The other night I caught Eric Wareheim’s Kewl Vids program and he brought his ‘Tim & Eric’ movie trailer with him. Were there any changes in going from TV to a movie in their process?
Reilly: Very little, other than they were beholden to sustain a story for an hour and a half or two hours and that has its challenges but for the most part their working system was the same, which was great. Which was total chaos and them trying to make each other laugh and don’t get hung up on any kind of format or way of making it. I think the fans are going to be super happy with it.


John (C. Reilly) was just saying that you spent a long afternoon in a car together.

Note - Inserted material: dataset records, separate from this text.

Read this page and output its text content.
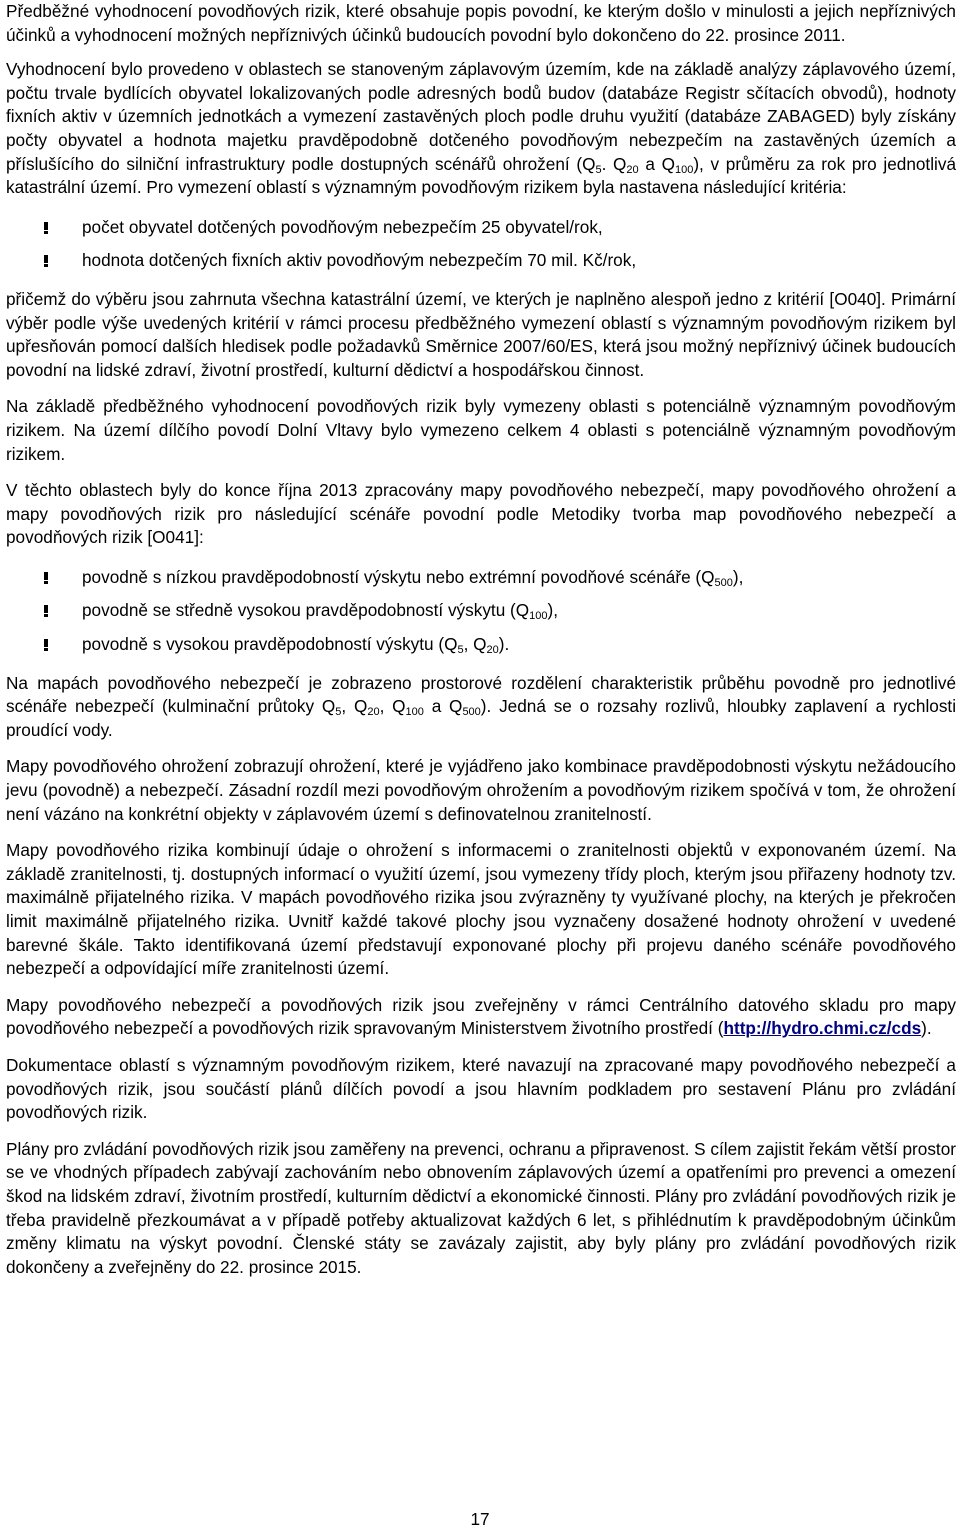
Předběžné vyhodnocení povodňových rizik, které obsahuje popis povodní, ke kterým došlo v minulosti a jejich nepříznivých účinků a vyhodnocení možných nepříznivých účinků budoucích povodní bylo dokončeno do 22. prosince 2011.

Vyhodnocení bylo provedeno v oblastech se stanoveným záplavovým územím, kde na základě analýzy záplavového území, počtu trvale bydlících obyvatel lokalizovaných podle adresných bodů budov (databáze Registr sčítacích obvodů), hodnoty fixních aktiv v územních jednotkách a vymezení zastavěných ploch podle druhu využití (databáze ZABAGED) byly získány počty obyvatel a hodnota majetku pravděpodobně dotčeného povodňovým nebezpečím na zastavěných územích a příslušícího do silniční infrastruktury podle dostupných scénářů ohrožení ($Q_5$. $Q_{20}$ a $Q_{100}$), v průměru za rok pro jednotlivá katastrální území. Pro vymezení oblastí s významným povodňovým rizikem byla nastavena následující kritéria:

počet obyvatel dotčených povodňovým nebezpečím 25 obyvatel/rok,
hodnota dotčených fixních aktiv povodňovým nebezpečím 70 mil. Kč/rok,

přičemž do výběru jsou zahrnuta všechna katastrální území, ve kterých je naplněno alespoň jedno z kritérií [O040]. Primární výběr podle výše uvedených kritérií v rámci procesu předběžného vymezení oblastí s významným povodňovým rizikem byl upřesňován pomocí dalších hledisek podle požadavků Směrnice 2007/60/ES, která jsou možný nepříznivý účinek budoucích povodní na lidské zdraví, životní prostředí, kulturní dědictví a hospodářskou činnost.

Na základě předběžného vyhodnocení povodňových rizik byly vymezeny oblasti s potenciálně významným povodňovým rizikem. Na území dílčího povodí Dolní Vltavy bylo vymezeno celkem 4 oblasti s potenciálně významným povodňovým rizikem.

V těchto oblastech byly do konce října 2013 zpracovány mapy povodňového nebezpečí, mapy povodňového ohrožení a mapy povodňových rizik pro následující scénáře povodní podle Metodiky tvorba map povodňového nebezpečí a povodňových rizik [O041]:

povodně s nízkou pravděpodobností výskytu nebo extrémní povodňové scénáře $(Q_{500})$,
povodně se středně vysokou pravděpodobností výskytu $(Q_{100})$,
povodně s vysokou pravděpodobností výskytu ($Q_5$, $Q_{20}$).

Na mapách povodňového nebezpečí je zobrazeno prostorové rozdělení charakteristik průběhu povodně pro jednotlivé scénáře nebezpečí (kulminační průtoky $Q_5$, $Q_{20}$, $Q_{100}$ a $Q_{500}$). Jedná se o rozsahy rozlivů, hloubky zaplavení a rychlosti proudící vody.

Mapy povodňového ohrožení zobrazují ohrožení, které je vyjádřeno jako kombinace pravděpodobnosti výskytu nežádoucího jevu (povodně) a nebezpečí. Zásadní rozdíl mezi povodňovým ohrožením a povodňovým rizikem spočívá v tom, že ohrožení není vázáno na konkrétní objekty v záplavovém území s definovatelnou zranitelností.

Mapy povodňového rizika kombinují údaje o ohrožení s informacemi o zranitelnosti objektů v exponovaném území. Na základě zranitelnosti, tj. dostupných informací o využití území, jsou vymezeny třídy ploch, kterým jsou přiřazeny hodnoty tzv. maximálně přijatelného rizika. V mapách povodňového rizika jsou zvýrazněny ty využívané plochy, na kterých je překročen limit maximálně přijatelného rizika. Uvnitř každé takové plochy jsou vyznačeny dosažené hodnoty ohrožení v uvedené barevné škále. Takto identifikovaná území představují exponované plochy při projevu daného scénáře povodňového nebezpečí a odpovídající míře zranitelnosti území.

Mapy povodňového nebezpečí a povodňových rizik jsou zveřejněny v rámci Centrálního datového skladu pro mapy povodňového nebezpečí a povodňových rizik spravovaným Ministerstvem životního prostředí (http://hydro.chmi.cz/cds).

Dokumentace oblastí s významným povodňovým rizikem, které navazují na zpracované mapy povodňového nebezpečí a povodňových rizik, jsou součástí plánů dílčích povodí a jsou hlavním podkladem pro sestavení Plánu pro zvládání povodňových rizik.

Plány pro zvládání povodňových rizik jsou zaměřeny na prevenci, ochranu a připravenost. S cílem zajistit řekám větší prostor se ve vhodných případech zabývají zachováním nebo obnovením záplavových území a opatřeními pro prevenci a omezení škod na lidském zdraví, životním prostředí, kulturním dědictví a ekonomické činnosti. Plány pro zvládání povodňových rizik je třeba pravidelně přezkoumávat a v případě potřeby aktualizovat každých 6 let, s přihlédnutím k pravděpodobným účinkům změny klimatu na výskyt povodní. Členské státy se zavázaly zajistit, aby byly plány pro zvládání povodňových rizik dokončeny a zveřejněny do 22. prosince 2015.

17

Wysocki: (laughs) there’s a scene where we’re driving to the funeral and for whatever reason John started cracking some jokes and the giggle train started and once we started getting onto all the giggles, we couldn’t stop.
Zadina: It was great — at one point we drove off in the picture car and went to go eat hot dogs at this hot dog place that he knew down the street — just for the heck of it.

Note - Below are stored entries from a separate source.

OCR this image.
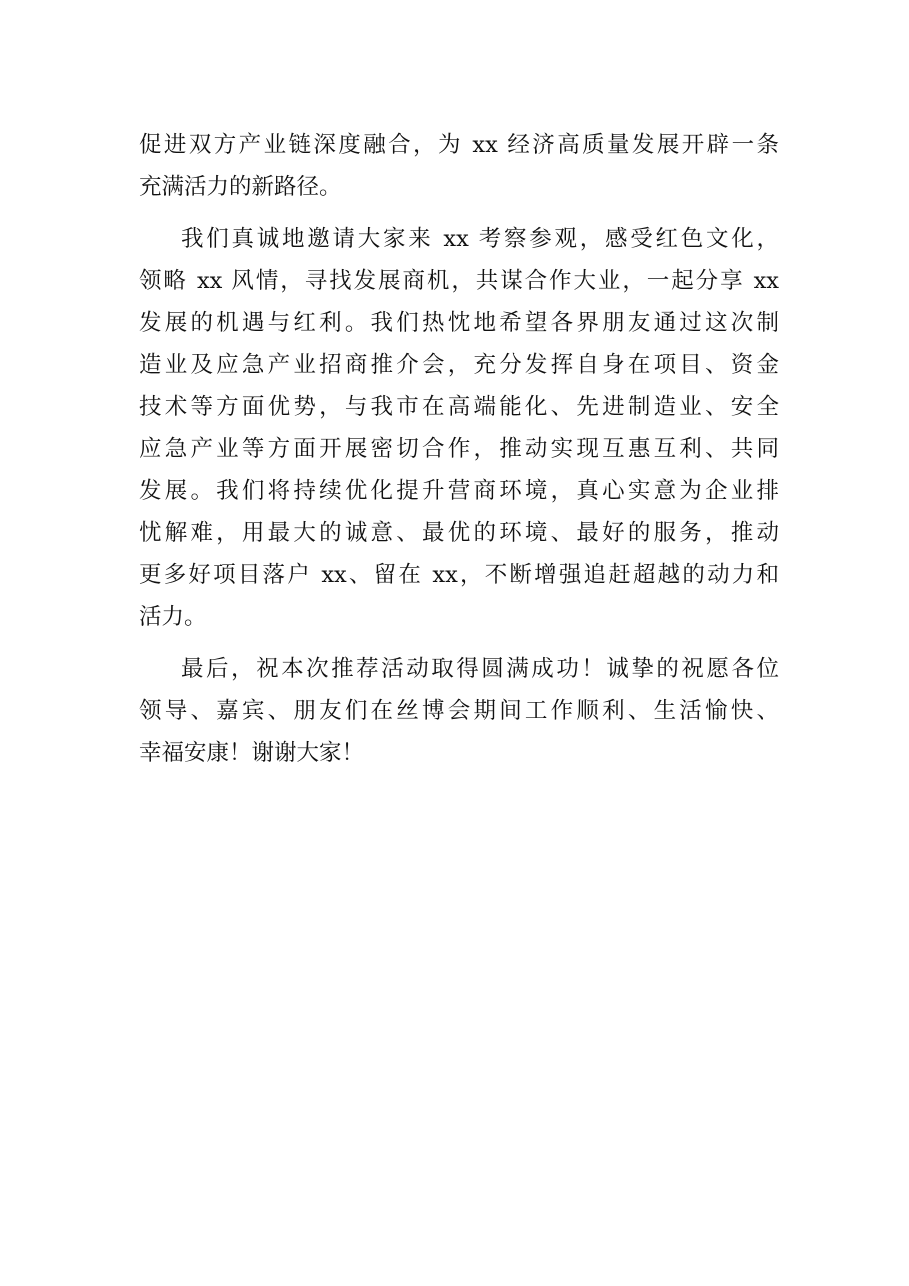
促进双方产业链深度融合，为 xx 经济高质量发展开辟一条
充满活力的新路径。
我们真诚地邀请大家来 xx 考察参观，感受红色文化，
领略 xx 风情，寻找发展商机，共谋合作大业，一起分享 xx
发展的机遇与红利。我们热忱地希望各界朋友通过这次制
造业及应急产业招商推介会，充分发挥自身在项目、资金
技术等方面优势，与我市在高端能化、先进制造业、安全
应急产业等方面开展密切合作，推动实现互惠互利、共同
发展。我们将持续优化提升营商环境，真心实意为企业排
忧解难，用最大的诚意、最优的环境、最好的服务，推动
更多好项目落户 xx、留在 xx，不断增强追赶超越的动力和
活力。
最后，祝本次推荐活动取得圆满成功！诚挚的祝愿各位
领导、嘉宾、朋友们在丝博会期间工作顺利、生活愉快、
幸福安康！谢谢大家！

Wysocki: Which you’re not supposed to do.


What was exciting about working with Azazel Jacobs?
Bratton: He’s an actor’s director, he’s soft, he doesn’t get excited, doesn’t force you but he’s right there and if you do anything false he’ll come up and basically whisper in your ear – not that I ever do anything false. I’m impeccable. (laughs)

So what do you think about James Spader as the new boss on The Office?
Bratton: That would be so cool, if it happens it’s going to be great, I thought he was the best thing in the show — that season finale? Without a doubt, I couldn’t keep my eyes off him, he’s very magnetic right?